Liam O'Connor, 24, took a different path. Trained in ballet at the Baltimore School for the Arts, he switched to ballroom after a foot injury ended his classical ambitions. His ballet background shows in unusual ways: he trains his partners in port de bra arm styling, a technique rarely taught in ballroom curricula, and his competitive routines often incorporate lifts borrowed from nineteenth-century ballet pas de deux. "Ballroom lets me keep the partnering without the pointe shoes," O'Connor says. He and his current partner, Rachel Voss, placed second in the Open Smooth division at last year's Mid-Atlantic Championships.
Sophia Nguyen, 19, has emerged as the city's most exciting Latin specialist. Her cha-cha—sharp, fast, and deliberately theatrical—won her the amateur title at the 2024 D.C. DanceSport Classic. Nguyen grew up in Lexington Park, a ten-minute drive from St. Mary's City, and started dancing at age seven after her parents, Vietnamese immigrants, enrolled her in a community-center salsa class. "In Latin dance, your face has to work as hard as your feet," she says. "That's where I live."

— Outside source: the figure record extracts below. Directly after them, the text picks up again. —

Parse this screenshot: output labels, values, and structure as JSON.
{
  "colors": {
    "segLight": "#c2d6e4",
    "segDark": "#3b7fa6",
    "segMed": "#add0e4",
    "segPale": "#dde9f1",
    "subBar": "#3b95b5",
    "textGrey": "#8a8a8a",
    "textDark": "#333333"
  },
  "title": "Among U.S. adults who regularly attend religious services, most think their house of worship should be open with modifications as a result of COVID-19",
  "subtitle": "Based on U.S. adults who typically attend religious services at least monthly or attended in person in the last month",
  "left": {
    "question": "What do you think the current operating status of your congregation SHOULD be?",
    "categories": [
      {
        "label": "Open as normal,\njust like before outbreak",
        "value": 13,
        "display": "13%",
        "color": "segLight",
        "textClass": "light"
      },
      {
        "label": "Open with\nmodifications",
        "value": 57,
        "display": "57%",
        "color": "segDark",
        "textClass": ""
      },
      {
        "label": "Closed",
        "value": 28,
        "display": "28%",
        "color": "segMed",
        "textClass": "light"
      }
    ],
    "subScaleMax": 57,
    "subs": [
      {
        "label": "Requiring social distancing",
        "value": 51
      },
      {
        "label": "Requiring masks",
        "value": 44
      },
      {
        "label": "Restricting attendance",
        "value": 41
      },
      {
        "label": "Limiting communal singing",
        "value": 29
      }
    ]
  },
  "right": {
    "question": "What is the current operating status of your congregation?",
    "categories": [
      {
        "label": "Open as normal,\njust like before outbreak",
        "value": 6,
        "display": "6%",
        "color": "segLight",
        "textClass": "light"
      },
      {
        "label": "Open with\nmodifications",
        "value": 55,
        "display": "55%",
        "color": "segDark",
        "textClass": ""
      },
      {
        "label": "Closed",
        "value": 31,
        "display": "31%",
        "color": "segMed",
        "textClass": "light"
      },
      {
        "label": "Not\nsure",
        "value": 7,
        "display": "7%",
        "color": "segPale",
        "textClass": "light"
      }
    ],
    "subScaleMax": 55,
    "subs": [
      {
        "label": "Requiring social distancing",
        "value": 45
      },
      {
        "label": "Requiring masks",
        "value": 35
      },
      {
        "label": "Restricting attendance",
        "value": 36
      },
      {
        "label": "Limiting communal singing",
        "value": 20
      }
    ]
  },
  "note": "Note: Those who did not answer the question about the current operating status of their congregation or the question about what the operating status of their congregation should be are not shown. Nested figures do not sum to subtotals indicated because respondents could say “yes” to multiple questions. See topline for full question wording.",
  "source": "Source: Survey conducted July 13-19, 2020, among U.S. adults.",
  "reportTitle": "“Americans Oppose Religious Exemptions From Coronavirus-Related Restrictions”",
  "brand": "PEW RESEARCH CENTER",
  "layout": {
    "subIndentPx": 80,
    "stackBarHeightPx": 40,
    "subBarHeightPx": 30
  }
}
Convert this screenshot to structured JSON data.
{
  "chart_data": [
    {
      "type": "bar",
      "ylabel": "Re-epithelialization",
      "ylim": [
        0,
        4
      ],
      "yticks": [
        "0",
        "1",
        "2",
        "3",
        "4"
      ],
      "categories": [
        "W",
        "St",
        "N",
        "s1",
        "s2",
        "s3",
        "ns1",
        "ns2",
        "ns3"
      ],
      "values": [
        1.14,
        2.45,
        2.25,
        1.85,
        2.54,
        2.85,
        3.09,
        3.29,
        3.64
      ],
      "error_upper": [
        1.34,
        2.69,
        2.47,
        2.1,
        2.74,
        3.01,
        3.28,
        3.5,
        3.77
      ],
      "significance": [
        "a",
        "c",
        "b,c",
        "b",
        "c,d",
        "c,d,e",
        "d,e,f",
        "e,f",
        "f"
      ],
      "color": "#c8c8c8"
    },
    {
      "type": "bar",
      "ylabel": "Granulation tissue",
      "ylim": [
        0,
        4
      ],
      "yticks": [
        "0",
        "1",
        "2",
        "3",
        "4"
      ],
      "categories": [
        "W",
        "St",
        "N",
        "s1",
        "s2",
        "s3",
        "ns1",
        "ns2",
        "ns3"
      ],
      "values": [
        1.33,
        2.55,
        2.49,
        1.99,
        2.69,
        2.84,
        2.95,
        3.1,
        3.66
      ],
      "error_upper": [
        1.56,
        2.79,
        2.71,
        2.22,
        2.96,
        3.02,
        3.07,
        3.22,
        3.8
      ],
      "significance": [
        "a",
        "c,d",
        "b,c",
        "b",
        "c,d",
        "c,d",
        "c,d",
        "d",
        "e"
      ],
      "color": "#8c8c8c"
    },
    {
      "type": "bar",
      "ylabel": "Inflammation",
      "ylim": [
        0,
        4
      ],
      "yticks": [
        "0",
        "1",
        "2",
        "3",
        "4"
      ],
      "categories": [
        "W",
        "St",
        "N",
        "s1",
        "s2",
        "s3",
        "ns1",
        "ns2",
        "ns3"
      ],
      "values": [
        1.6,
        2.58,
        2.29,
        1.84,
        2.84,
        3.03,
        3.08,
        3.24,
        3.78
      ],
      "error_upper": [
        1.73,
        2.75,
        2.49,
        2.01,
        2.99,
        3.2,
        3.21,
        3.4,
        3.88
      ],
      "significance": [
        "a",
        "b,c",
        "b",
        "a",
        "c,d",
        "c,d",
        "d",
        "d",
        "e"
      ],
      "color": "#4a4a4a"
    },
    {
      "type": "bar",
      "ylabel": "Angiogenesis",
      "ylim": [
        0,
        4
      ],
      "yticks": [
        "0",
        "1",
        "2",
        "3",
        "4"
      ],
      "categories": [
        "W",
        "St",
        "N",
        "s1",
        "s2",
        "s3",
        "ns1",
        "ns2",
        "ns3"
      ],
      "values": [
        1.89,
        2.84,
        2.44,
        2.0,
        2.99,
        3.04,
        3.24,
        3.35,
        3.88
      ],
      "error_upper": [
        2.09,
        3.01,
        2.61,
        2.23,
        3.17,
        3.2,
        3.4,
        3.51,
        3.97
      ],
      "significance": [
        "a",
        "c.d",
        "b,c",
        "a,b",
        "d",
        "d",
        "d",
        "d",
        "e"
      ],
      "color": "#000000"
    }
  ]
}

Growing Pains on the Scene's Fringe
The boom isn't frictionless. St. Mary's City lacks a dedicated performance venue large enough to host a full-size ballroom competition, which means local events are staged in hotel ballrooms in Solomons or Leonardtown, thirty minutes away. Competitive travel is expensive—Torres and James estimate their 2024 travel and costume costs at $18,000—and few dancers have sponsorships. There's also a stylistic tension brewing. Chen notes that his traditional ballroom enrollment skews older, while Latin and social-dance classes at The Salsa Swing are packed with teenagers and twenty-somethings. "The question is whether they stay once the TikTok novelty wears off," he says.
Delgado is more optimistic. She has spent the past year lobbying the St. Mary's County government to convert a vacant waterfront warehouse into a 500-seat ballroom and event space. The proposal is currently under review. "We have the talent," she says. "What we need now is the infrastructure."
Where to See Them Next
The St. Mary's Ballroom Showcase returns to the Old State House on March 15, with Torres and James headlining alongside six regional couples.